Tell me: was it ever really home? Proverbial constraints should refrain myself from calling it that, since home, i now understand, was never where our heart was in the first place. How such a story of common feelings and ideals, how such a seemingly purposeful mission left me feeling so stranded, so deceived, is something i'm still coming to terms with.
Sure, life teaches you to learn from the wrongs. But it doesn't necessarily equips us to face the unforessen. Or maybe i chose to ignore the signs that preceded you, telling me not to be naive, subtle foretellings that, had i known better, would have made me ignore apparent emotional ties - for my own good. And maybe, just maybe, it's all on me, and this is but a foolish attempt at reconciling with myself.
I've seen selfishness many times before, but i'd never felt so wounded by it.

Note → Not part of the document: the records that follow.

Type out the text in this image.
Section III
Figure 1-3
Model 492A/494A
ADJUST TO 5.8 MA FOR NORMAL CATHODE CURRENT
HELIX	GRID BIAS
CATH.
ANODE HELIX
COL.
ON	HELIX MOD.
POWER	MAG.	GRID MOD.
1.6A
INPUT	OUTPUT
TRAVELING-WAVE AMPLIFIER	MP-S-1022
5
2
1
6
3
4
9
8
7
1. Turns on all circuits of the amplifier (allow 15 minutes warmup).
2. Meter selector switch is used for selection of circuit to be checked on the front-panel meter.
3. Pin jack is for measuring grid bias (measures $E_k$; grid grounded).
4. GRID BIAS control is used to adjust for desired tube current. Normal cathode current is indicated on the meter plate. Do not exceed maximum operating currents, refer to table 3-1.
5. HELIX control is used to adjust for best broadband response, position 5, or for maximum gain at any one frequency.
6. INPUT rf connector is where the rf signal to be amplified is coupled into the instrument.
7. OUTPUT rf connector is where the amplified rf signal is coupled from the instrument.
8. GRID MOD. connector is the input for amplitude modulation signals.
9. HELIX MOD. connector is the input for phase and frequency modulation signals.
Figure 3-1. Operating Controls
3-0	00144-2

For you, my dear, what now follows is an exciting path of discovery. I know my Angela: you're a strong woman. Karmic balances will leave you scratchless, your ideals untarnished, your longing a remote outtake of our story. And you sure as hell know me: my path will now become a painful descent into myself. Somehow, it's like you always felt prepared to live without me.
Without me pondering, for once, on the same thought.
I still remember what you told me in 2007, during our amorous summit in Lisbon. We jokingly called it summit, but it was so much more than that. You told me of reassurance, of unbreakable vows, you asserted a willingness to fight for us, no matter what. You told it like few others before, with the sheer intensity of things purported to be taken seriousy.
The long run proved me wrong. It could have been different, Angela. It could still be. You should have fought harder for us. Ironically enough, you're the one i always saw as unwilling to give up without a fight. Only this fight is breaking us loose.
Still, i wonder if, in this precise moment, you feel yourself hesitating back towards us. Even if such a sunny disposition soon shifts into wind gusts and torrential rains. You could have let me down easy. Much easier than this.